Ce genre de cinéma français, avec une phrase comme titre et des propos dépressifs, n’est pas forcément ma tasse de thé. Mais Chiara Mastroianni a tendance à éveiller ma curiosité.

A dire vrai, j’ai un peu oublié ce film, trois mois plus tard, mais il ne m’avait pas été totalement désagréable – à l’exception du conte breton en milieu de film, tant loué par certains critiques, que je trouve abscons et faussement profond. Ce qui m’a le plus agréablement surprise, c’est que le film défend la féminité, défend les mères, les filles (surtout les filles), les sÅ“urs, et tente de montrer à quel point ces liens familiaux sont complexes, inextricables, vitaux et insupportables.
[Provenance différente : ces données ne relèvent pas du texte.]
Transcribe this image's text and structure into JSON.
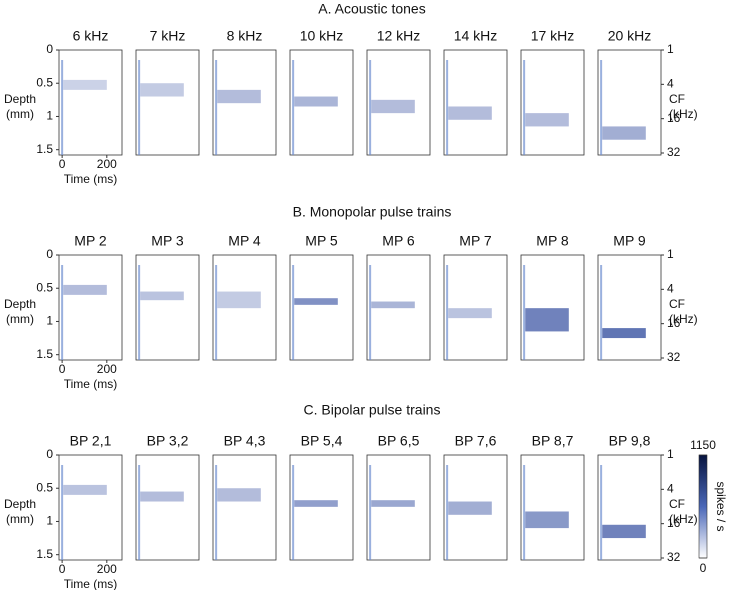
{
  "chart_data": [
    {
      "type": "heatmap",
      "title": "A. Acoustic tones",
      "panels": [
        {
          "title": "6 kHz",
          "depth": [
            0.45,
            0.6
          ],
          "time": [
            5,
            200
          ],
          "intensity": 150
        },
        {
          "title": "7 kHz",
          "depth": [
            0.5,
            0.7
          ],
          "time": [
            5,
            200
          ],
          "intensity": 200
        },
        {
          "title": "8 kHz",
          "depth": [
            0.6,
            0.8
          ],
          "time": [
            5,
            200
          ],
          "intensity": 300
        },
        {
          "title": "10 kHz",
          "depth": [
            0.7,
            0.85
          ],
          "time": [
            5,
            200
          ],
          "intensity": 350
        },
        {
          "title": "12 kHz",
          "depth": [
            0.75,
            0.95
          ],
          "time": [
            5,
            200
          ],
          "intensity": 300
        },
        {
          "title": "14 kHz",
          "depth": [
            0.85,
            1.05
          ],
          "time": [
            5,
            200
          ],
          "intensity": 300
        },
        {
          "title": "17 kHz",
          "depth": [
            0.95,
            1.15
          ],
          "time": [
            5,
            200
          ],
          "intensity": 300
        },
        {
          "title": "20 kHz",
          "depth": [
            1.15,
            1.35
          ],
          "time": [
            5,
            200
          ],
          "intensity": 400
        }
      ],
      "xlim": [
        -14,
        268
      ],
      "xticks": [
        0,
        200
      ],
      "xlabel": "Time (ms)",
      "ylim": [
        0,
        1.58
      ],
      "yticks": [
        0,
        0.5,
        1,
        1.5
      ],
      "ylabel": [
        "Depth",
        "(mm)"
      ],
      "y2lim": [
        1,
        32
      ],
      "y2ticks": [
        1,
        4,
        16,
        32
      ],
      "y2label": [
        "CF",
        "(kHz)"
      ]
    },
    {
      "type": "heatmap",
      "title": "B. Monopolar pulse trains",
      "panels": [
        {
          "title": "MP 2",
          "depth": [
            0.45,
            0.6
          ],
          "time": [
            5,
            200
          ],
          "intensity": 300
        },
        {
          "title": "MP 3",
          "depth": [
            0.55,
            0.68
          ],
          "time": [
            5,
            200
          ],
          "intensity": 250
        },
        {
          "title": "MP 4",
          "depth": [
            0.55,
            0.8
          ],
          "time": [
            5,
            200
          ],
          "intensity": 200
        },
        {
          "title": "MP 5",
          "depth": [
            0.65,
            0.75
          ],
          "time": [
            5,
            200
          ],
          "intensity": 600
        },
        {
          "title": "MP 6",
          "depth": [
            0.7,
            0.8
          ],
          "time": [
            5,
            200
          ],
          "intensity": 350
        },
        {
          "title": "MP 7",
          "depth": [
            0.8,
            0.95
          ],
          "time": [
            5,
            200
          ],
          "intensity": 250
        },
        {
          "title": "MP 8",
          "depth": [
            0.8,
            1.15
          ],
          "time": [
            5,
            200
          ],
          "intensity": 700
        },
        {
          "title": "MP 9",
          "depth": [
            1.1,
            1.25
          ],
          "time": [
            5,
            200
          ],
          "intensity": 800
        }
      ],
      "xlim": [
        -14,
        268
      ],
      "xticks": [
        0,
        200
      ],
      "xlabel": "Time (ms)",
      "ylim": [
        0,
        1.58
      ],
      "yticks": [
        0,
        0.5,
        1,
        1.5
      ],
      "ylabel": [
        "Depth",
        "(mm)"
      ],
      "y2lim": [
        1,
        32
      ],
      "y2ticks": [
        1,
        4,
        16,
        32
      ],
      "y2label": [
        "CF",
        "(kHz)"
      ]
    },
    {
      "type": "heatmap",
      "title": "C. Bipolar pulse trains",
      "panels": [
        {
          "title": "BP 2,1",
          "depth": [
            0.45,
            0.6
          ],
          "time": [
            5,
            200
          ],
          "intensity": 250
        },
        {
          "title": "BP 3,2",
          "depth": [
            0.55,
            0.7
          ],
          "time": [
            5,
            200
          ],
          "intensity": 300
        },
        {
          "title": "BP 4,3",
          "depth": [
            0.5,
            0.7
          ],
          "time": [
            5,
            200
          ],
          "intensity": 300
        },
        {
          "title": "BP 5,4",
          "depth": [
            0.68,
            0.78
          ],
          "time": [
            5,
            200
          ],
          "intensity": 500
        },
        {
          "title": "BP 6,5",
          "depth": [
            0.68,
            0.78
          ],
          "time": [
            5,
            200
          ],
          "intensity": 450
        },
        {
          "title": "BP 7,6",
          "depth": [
            0.7,
            0.9
          ],
          "time": [
            5,
            200
          ],
          "intensity": 400
        },
        {
          "title": "BP 8,7",
          "depth": [
            0.85,
            1.1
          ],
          "time": [
            5,
            200
          ],
          "intensity": 550
        },
        {
          "title": "BP 9,8",
          "depth": [
            1.05,
            1.25
          ],
          "time": [
            5,
            200
          ],
          "intensity": 700
        }
      ],
      "xlim": [
        -14,
        268
      ],
      "xticks": [
        0,
        200
      ],
      "xlabel": "Time (ms)",
      "ylim": [
        0,
        1.58
      ],
      "yticks": [
        0,
        0.5,
        1,
        1.5
      ],
      "ylabel": [
        "Depth",
        "(mm)"
      ],
      "y2lim": [
        1,
        32
      ],
      "y2ticks": [
        1,
        4,
        16,
        32
      ],
      "y2label": [
        "CF",
        "(kHz)"
      ],
      "colorbar": {
        "label": "spikes / s",
        "clim": [
          0,
          1150
        ],
        "ticks": [
          0,
          1150
        ]
      }
    }
  ]
}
Léna est parfois agaçante, dans son égoïsme, son inflexibilité, ses caprices, mais je trouve le personnage assez juste, malgré tout. J’aime bien le traitement de la copine du frère, qu’on prend pour une idiote, et qu’on considère forcément comme « l’étrangère », celle qui gêne.

En somme, ce n’est pas forcément un film que je reverrais, mais je l’ai trouvé plutôt bien écrit, assez touchant, et avec un vrai regard engagé dans sa manière de dépeindre cette famille et ses tensions.